Assimilate partitioning affects 13C fractionation of recently assimilated carbon in maize

Coupling C-13 natural abundance and C-14 pulse labelling enabled us to investigate the dependence of C-13 fractionation on assimilate partitioning between shoots, roots, exudates, and CO2 respired by maize roots. The amount of recently assimilated C in these four pools was controlled by three levels of nutrient supply: full nutrient supply (NS), 10 times diluted nutrient supply (DNS), and deionised water (DW). After pulse labelling of maize shoots in a (CO2)-C-14 atmosphere, C-14 was traced to determine the amounts of recently assimilated C in the four pools and the delta C-13 values of the four pools were measured. Increasing amounts of recently assimilated C in the roots (from 8% to 10% of recovered C-14 in NS and DNS treatments) led to a 0.3 parts per thousand C-13 enrichment from NS to DNS treatments. A further increase of C allocation in the roots (from 10% to 13% of recovered 14C in DNS and DW treatments) resulted in an additional enrichment of the roots from DNS to DW treatments by 0.3 parts per thousand. These findings support the hypothesis that 13C enrichment in a pool increases with an increasing amount of C transferred into that pool. delta C-13 of CO2 evolved by root respiration was similar to that of the roots in DNS and DW treatments.

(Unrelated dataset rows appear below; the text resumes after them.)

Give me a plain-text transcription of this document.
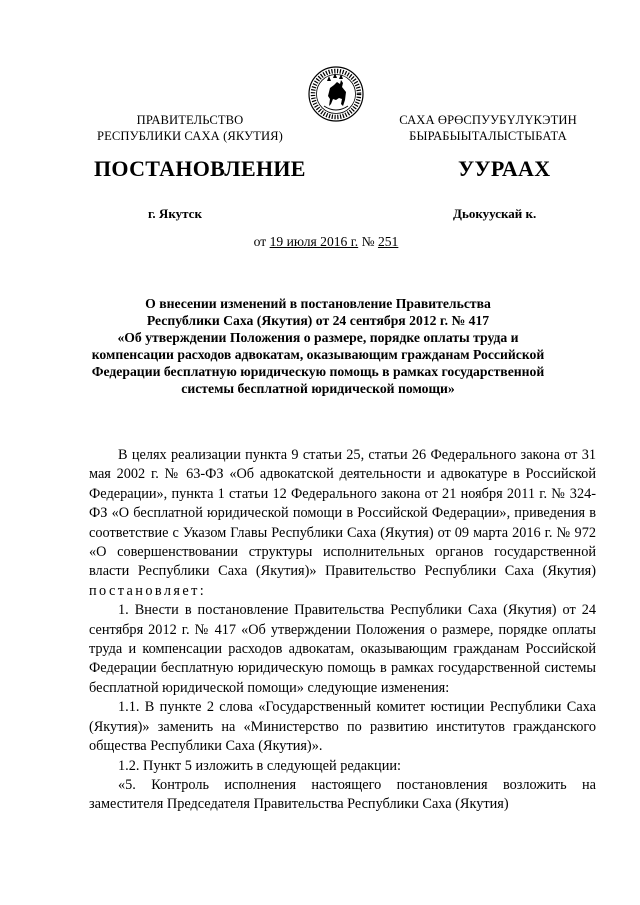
ПРАВИТЕЛЬСТВО
РЕСПУБЛИКИ САХА (ЯКУТИЯ)
САХА ӨРӨСПУУБҮЛҮКЭТИН
БЫРАБЫЫТАЛЫСТЫБАТА
ПОСТАНОВЛЕНИЕ	УУРААХ
г. Якутск	Дьокуускай к.
от 19 июля 2016 г. № 251
О внесении изменений в постановление Правительства
Республики Саха (Якутия) от 24 сентября 2012 г. № 417
«Об утверждении Положения о размере, порядке оплаты труда и
компенсации расходов адвокатам, оказывающим гражданам Российской
Федерации бесплатную юридическую помощь в рамках государственной
системы бесплатной юридической помощи»

В целях реализации пункта 9 статьи 25, статьи 26 Федерального закона от 31 мая 2002 г. № 63-ФЗ «Об адвокатской деятельности и адвокатуре в Российской Федерации», пункта 1 статьи 12 Федерального закона от 21 ноября 2011 г. № 324-ФЗ «О бесплатной юридической помощи в Российской Федерации», приведения в соответствие с Указом Главы Республики Саха (Якутия) от 09 марта 2016 г. № 972 «О совершенствовании структуры исполнительных органов государственной власти Республики Саха (Якутия)» Правительство Республики Саха (Якутия) постановляет:

1. Внести в постановление Правительства Республики Саха (Якутия) от 24 сентября 2012 г. № 417 «Об утверждении Положения о размере, порядке оплаты труда и компенсации расходов адвокатам, оказывающим гражданам Российской Федерации бесплатную юридическую помощь в рамках государственной системы бесплатной юридической помощи» следующие изменения:

1.1. В пункте 2 слова «Государственный комитет юстиции Республики Саха (Якутия)» заменить на «Министерство по развитию институтов гражданского общества Республики Саха (Якутия)».

1.2. Пункт 5 изложить в следующей редакции:

«5. Контроль исполнения настоящего постановления возложить на заместителя Председателя Правительства Республики Саха (Якутия)
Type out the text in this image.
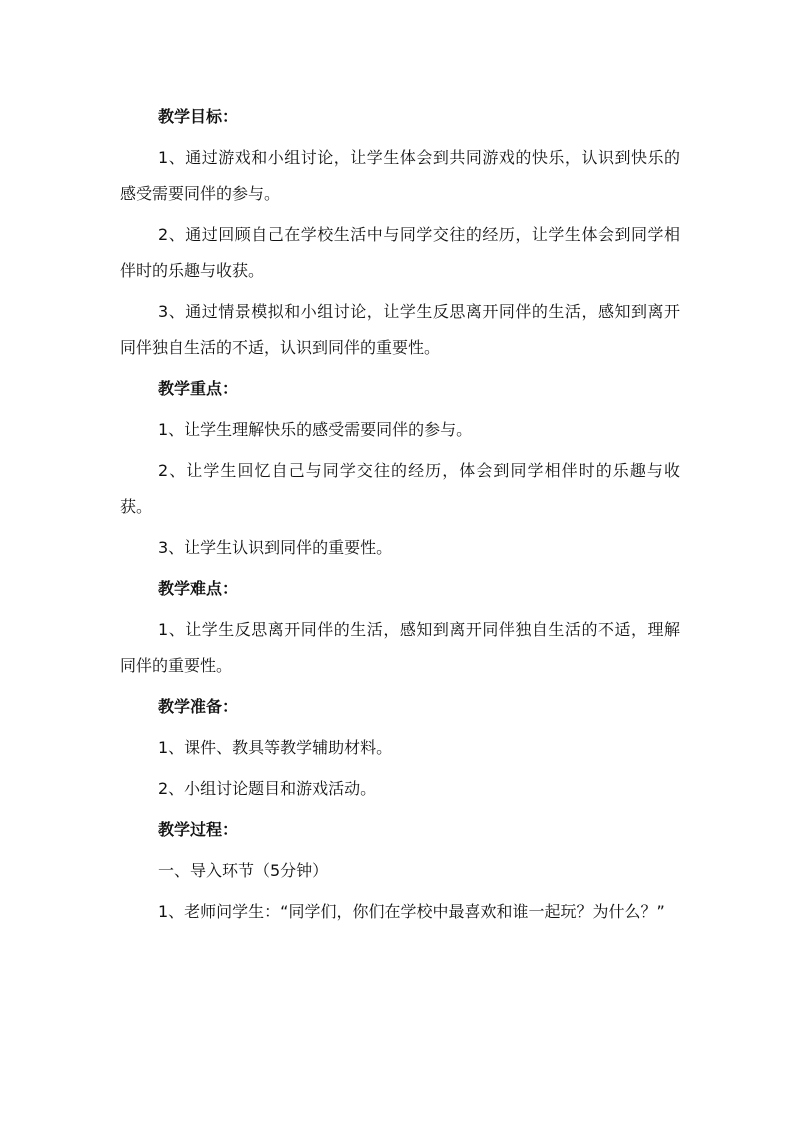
教学目标：

1、通过游戏和小组讨论，让学生体会到共同游戏的快乐，认识到快乐的感受需要同伴的参与。

2、通过回顾自己在学校生活中与同学交往的经历，让学生体会到同学相伴时的乐趣与收获。

3、通过情景模拟和小组讨论，让学生反思离开同伴的生活，感知到离开同伴独自生活的不适，认识到同伴的重要性。

教学重点：

1、让学生理解快乐的感受需要同伴的参与。

2、让学生回忆自己与同学交往的经历，体会到同学相伴时的乐趣与收获。

3、让学生认识到同伴的重要性。

教学难点：

1、让学生反思离开同伴的生活，感知到离开同伴独自生活的不适，理解同伴的重要性。

教学准备：

1、课件、教具等教学辅助材料。

2、小组讨论题目和游戏活动。

教学过程：

一、导入环节（5分钟）

1、老师问学生：“同学们，你们在学校中最喜欢和谁一起玩？为什么？”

However, if the amount of recently assimilated C in root respiration was reduced (NS treatment), the respired CO2 became 0.7 parts per thousand C-13 depleted compared to roots. Increasing amounts of recently assimilated C in the CO2 from NS via DNS to DW treatments resulted in a 1.6 parts per thousand delta C-13 increase of root respired CO2 from NS to DW treatments. Thus, for both pools, i.e. roots and root respiration, increasing amounts of recently assimilated C in the pool led to a delta C-13 increase. In DW and DNS plants there was no C-13 fractionation between roots and exudates. However, high nutrient supply decreased the amount of recently assimilated C in exudates compared to the other two treatments and led to a 5.3 parts per thousand C-13 enrichment in exudates compared to roots. We conclude that C-13 discrimination between plant pools and within processes such as exudation and root respiration is not constant but strongly depends on the amount of C in the respective pool and on partitioning of recently assimilated C between plant pools.